B. cenocepacia is a bacteria found in the earth that is usually nonthreatening. In 2-5% of cystic fibrosis patients, the bacteria colonizes the thick, sticky mucus in their airways and can spread into the bloodstream to cause sometimes-fatal widespread inflammation. Normally, macrophages, the immune system’s first defense against pathogens, are able to clear infections. In the case of B. cenocepacia, the bacteria actually replicates inside macrophages. Adding to the problem is that “B. cenocepacia is multi-drug resistant, so usually when patients are ill, they are on a cocktail of antibiotics,” said Dr. Kopp. Antibiotics are not enough to fight the infection, and the infection deems patients unsuitable for lung transplants.

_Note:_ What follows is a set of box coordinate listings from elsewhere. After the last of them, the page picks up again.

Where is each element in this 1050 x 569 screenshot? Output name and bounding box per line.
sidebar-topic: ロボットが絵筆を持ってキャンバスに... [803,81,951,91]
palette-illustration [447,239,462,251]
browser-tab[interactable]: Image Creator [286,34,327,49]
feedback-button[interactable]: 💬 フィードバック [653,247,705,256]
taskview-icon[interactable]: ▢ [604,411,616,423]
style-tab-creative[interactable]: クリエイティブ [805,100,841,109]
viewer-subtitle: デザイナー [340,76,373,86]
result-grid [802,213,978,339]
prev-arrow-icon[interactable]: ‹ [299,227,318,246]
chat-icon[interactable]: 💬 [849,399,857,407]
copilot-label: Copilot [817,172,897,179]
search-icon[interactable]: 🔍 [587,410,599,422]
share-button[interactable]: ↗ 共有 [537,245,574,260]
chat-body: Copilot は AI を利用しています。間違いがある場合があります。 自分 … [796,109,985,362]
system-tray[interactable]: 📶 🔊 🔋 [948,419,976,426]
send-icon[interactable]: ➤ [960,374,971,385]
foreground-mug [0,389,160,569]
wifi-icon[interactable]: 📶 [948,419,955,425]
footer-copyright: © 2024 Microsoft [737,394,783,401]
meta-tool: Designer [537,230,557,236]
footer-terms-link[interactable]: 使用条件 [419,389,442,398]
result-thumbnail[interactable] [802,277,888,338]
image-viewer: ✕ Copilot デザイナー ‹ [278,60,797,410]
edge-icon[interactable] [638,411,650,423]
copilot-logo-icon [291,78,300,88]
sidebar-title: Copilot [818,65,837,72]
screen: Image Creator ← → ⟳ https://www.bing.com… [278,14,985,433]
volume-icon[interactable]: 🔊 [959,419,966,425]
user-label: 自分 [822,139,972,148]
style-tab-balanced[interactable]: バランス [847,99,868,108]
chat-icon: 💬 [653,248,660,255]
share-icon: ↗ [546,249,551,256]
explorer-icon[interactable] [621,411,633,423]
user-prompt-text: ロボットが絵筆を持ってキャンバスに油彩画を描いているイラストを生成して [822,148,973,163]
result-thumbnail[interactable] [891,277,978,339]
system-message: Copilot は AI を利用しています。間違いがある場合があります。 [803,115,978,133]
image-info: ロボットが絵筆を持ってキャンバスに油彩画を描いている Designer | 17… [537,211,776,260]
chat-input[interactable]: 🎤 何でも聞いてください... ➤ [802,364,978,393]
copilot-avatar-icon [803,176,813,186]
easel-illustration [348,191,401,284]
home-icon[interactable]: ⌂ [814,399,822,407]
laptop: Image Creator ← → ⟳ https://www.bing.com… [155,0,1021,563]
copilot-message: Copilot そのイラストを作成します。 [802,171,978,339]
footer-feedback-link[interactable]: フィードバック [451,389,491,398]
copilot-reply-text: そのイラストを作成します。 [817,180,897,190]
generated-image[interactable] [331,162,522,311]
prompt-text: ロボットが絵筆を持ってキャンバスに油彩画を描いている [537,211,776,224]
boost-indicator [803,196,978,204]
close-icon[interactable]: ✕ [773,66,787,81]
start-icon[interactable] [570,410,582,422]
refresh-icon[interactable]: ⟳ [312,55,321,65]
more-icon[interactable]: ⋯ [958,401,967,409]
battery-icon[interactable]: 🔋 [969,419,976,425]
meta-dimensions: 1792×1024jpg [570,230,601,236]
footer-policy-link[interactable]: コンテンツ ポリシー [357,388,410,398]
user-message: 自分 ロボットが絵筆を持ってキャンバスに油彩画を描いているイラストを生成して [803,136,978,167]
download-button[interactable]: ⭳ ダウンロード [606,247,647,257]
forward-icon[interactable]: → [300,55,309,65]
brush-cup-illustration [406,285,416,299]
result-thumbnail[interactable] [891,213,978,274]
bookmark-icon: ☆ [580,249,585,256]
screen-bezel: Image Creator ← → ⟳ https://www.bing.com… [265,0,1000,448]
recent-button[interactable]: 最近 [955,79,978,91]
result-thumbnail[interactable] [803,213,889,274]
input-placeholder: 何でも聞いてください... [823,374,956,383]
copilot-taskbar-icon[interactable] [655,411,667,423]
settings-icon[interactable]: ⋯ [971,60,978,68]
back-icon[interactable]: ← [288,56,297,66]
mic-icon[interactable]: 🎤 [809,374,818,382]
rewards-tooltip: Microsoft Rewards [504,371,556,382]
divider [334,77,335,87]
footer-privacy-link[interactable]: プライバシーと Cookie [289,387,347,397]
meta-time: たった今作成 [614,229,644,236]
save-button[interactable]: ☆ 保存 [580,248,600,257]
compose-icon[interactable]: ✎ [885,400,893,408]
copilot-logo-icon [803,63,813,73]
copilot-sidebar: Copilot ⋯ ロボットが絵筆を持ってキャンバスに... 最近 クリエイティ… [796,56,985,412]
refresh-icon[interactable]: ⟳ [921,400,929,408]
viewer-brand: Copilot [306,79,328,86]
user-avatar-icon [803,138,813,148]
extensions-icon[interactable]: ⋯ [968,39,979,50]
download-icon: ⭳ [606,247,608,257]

Dr. Kopp’s team turned to the cytokine IFN-γ, which can be produced by neutrophils studied previously in unrelated work from UT Southwestern Medical Center as well as other cells, as a means of stimulating autophagy in infected macrophages. Autophagy is defective in cells from cystic fibrosis patients, and the team obtained macrophages from the blood of cystic fibrosis and non-cystic fibrosis patients. After infecting the cells with B. cenocepacia, the team noticed intrinsic IFN-γ production decreased in cystic fibrosis macrophages. To rescue the deficiency, the team treated cells with synthetic IFN-γ, and markers of autophagy increased with a concurrent decrease in infection.
“The goal of the study was to show if you could stimulate autophagy, you could help clear pathogens better. These findings clearly suggest that is indeed the case,” said Dr. Kopp. But the work does not stop here. This study is only one of a series from Dr. Kopp’s laboratory that is looking a autophagy mediation, as it is becoming more prominent in cystic fibrosis and compromised immune system research. “As we’re learning more about CF, we’re finding more and more issues with the immune system and not just the typical clearance of mucus,” said Dr. Kopp. “Now we’re discovering that there is this initial response, of which autophagy is a part, in which the immune system is not clearing the bacteria and there are some continued deficits in that in CF patients.”
IFN-γ has been extensively implicated in multiple sclerosis treatment, so it would be relatively easy to attempt clinical trials using IFN-γ in cystic fibrosis patients. If more treatments come from Dr. Kopp’s work, the cystic fibrosis community will be greatly benefited, as most available drugs are not fully effective and are accompanied by adverse effects to the point that physicians are unwilling to prescribe them.